Elite performers “spend hours upon hours in “deliberate practice.” This isn’t just poking around on the piano because it is fun; it is consistently practicing to reach specific objectives—say, to be able to play a new piece that is just beyond their reach. In the beginning, they may practice a new phrase or even a single measure again and again and again. Unfortunately, deliberate practice isn’t always pleasurable—far from it. In fact, it is the elite performer’s willingness to engage in hard or, quite often, very boring, practice that distinguishes people who are good at their chosen activity from those who are the very best at it.” They “also practice consistently over a pretty long period of time.”

Image result for violin gif your lie in aprilProper rest is also extremely important. “In his studies of truly great performers, K. Anders Ericsson, the psychologist and author of several landmark studies on elite performance…found that they practiced and rested a lot more than their good but not elite peers. For example, violinists destined to become professional soloists practiced an average of 3.5 hours per day, typically in three separate sessions of 60-90 minutes each. Good but not great performers, in contrast, typically practiced an average of 1.4 hours per day, with no deliberate rest breaking up their practice session…The top violins [also] slept an hour a night more than their less-accomplished classmates. They were also far more likely to take a nap between practice sessions—nearly three hours of napping a week.” It turns out that top achievers “sleep significantly more than the average American. On average, Americans get only 6.5 hours of sleep per night. (Even though studies show that 95 percent of the population needs between seven and eight hours of sleep a night.) Elite performers tend to get 8.6 hours of sleep a night; elite athletes need even more sleep. One study showed that when Stanford swimmers increased their sleep time to 10 hours a night, they felt happier, more energetic—and their performance in the pool improved dramatically.”

Failure is also a part of success. “Elite performers turn adversity into success. Most greats don’t just pile up one achievement after the next. Failure is a key part of growth and, eventually, elite performance”:

Failure—and adversity in general—is life’s great teacher. While there might not be anything good in misfortune, as Viktor Frankl wisely reminds us, it is often possible to wrench something good out of misfortune.
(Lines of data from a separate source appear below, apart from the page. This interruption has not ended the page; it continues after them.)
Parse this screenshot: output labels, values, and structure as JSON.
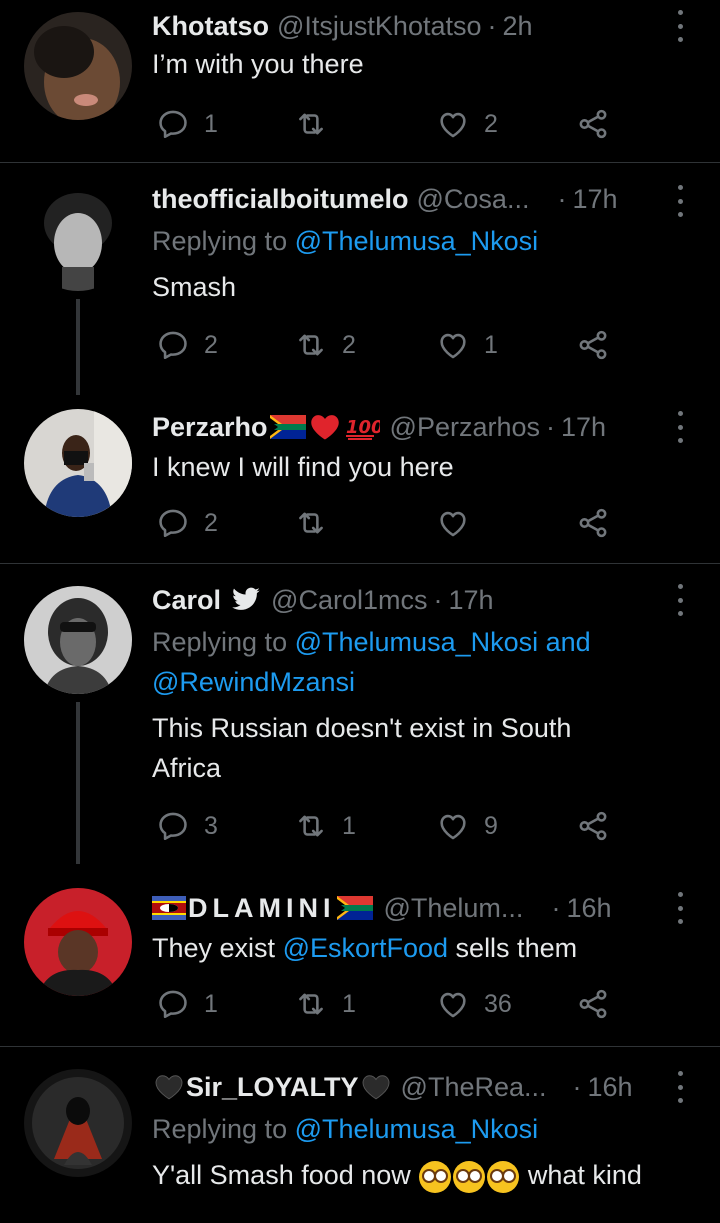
{
  "tweets": [
    {
      "name": "Khotatso",
      "handle": "@ItsjustKhotatso",
      "time": "2h",
      "text": "I’m with you there",
      "replies": "1",
      "retweets": "",
      "likes": "2"
    },
    {
      "name": "theofficialboitumelo",
      "handle": "@Cosa...",
      "time": "17h",
      "replying_prefix": "Replying to",
      "replying_to": "@Thelumusa_Nkosi",
      "text": "Smash",
      "replies": "2",
      "retweets": "2",
      "likes": "1"
    },
    {
      "name": "Perzarho",
      "handle": "@Perzarhos",
      "time": "17h",
      "text": "I knew I will find you here",
      "replies": "2",
      "retweets": "",
      "likes": ""
    },
    {
      "name": "Carol",
      "handle": "@Carol1mcs",
      "time": "17h",
      "replying_prefix": "Replying to",
      "replying_to": "@Thelumusa_Nkosi and",
      "replying_to_2": "@RewindMzansi",
      "text_line1": "This Russian doesn't exist in South",
      "text_line2": "Africa",
      "replies": "3",
      "retweets": "1",
      "likes": "9"
    },
    {
      "name": "DLAMINI",
      "handle": "@Thelum...",
      "time": "16h",
      "text_prefix": "They exist",
      "text_mention": "@EskortFood",
      "text_suffix": "sells them",
      "replies": "1",
      "retweets": "1",
      "likes": "36"
    },
    {
      "name": "Sir_LOYALTY",
      "handle": "@TheRea...",
      "time": "16h",
      "replying_prefix": "Replying to",
      "replying_to": "@Thelumusa_Nkosi",
      "text_start": "Y'all Smash food now",
      "text_end": "what kind"
    }
  ],
  "separator": "·",
  "icons": {
    "reply": "reply-bubble-icon",
    "retweet": "retweet-icon",
    "like": "heart-icon",
    "share": "share-icon",
    "more": "more-vertical-icon"
  },
  "colors": {
    "background": "#000000",
    "text": "#e7e9ea",
    "muted": "#71767b",
    "link": "#1d9bf0"
  }
}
We know that adverse life-events—a plane crash, a terrorist bombing, breast cancer—can trigger depression, anxiety, and posttraumatic stress syndrome. But what most of us don’t realize is that posttraumatic growth, as researchers call it, can also awaken us to new strength and wisdom. Misfortune—even tragedy—has the potential to give our lives new meaning and a new sense of purpose, and in this way, adversity also contributes to the passion part of the grit equation.

Finally, a five-year study of nearly 5,000 managers and employees in the U.S. finds five major strategies for work success and well-being:

  • intensely focusing on few tasks.”
  • “prioritize work that [you] can do well, efficiently, and with great benefit to others.”
  • “engage in collaboration only when it ma[kes] good business sense and when working together [i]s a benefit rather than a hassle.”
  • “success requires the support of others, and the best way to garner that support is to speak to people’s values, interests, and motivations.”
  • combine passion “with a sense of purpose.”

Try testing out these formulas in your own life.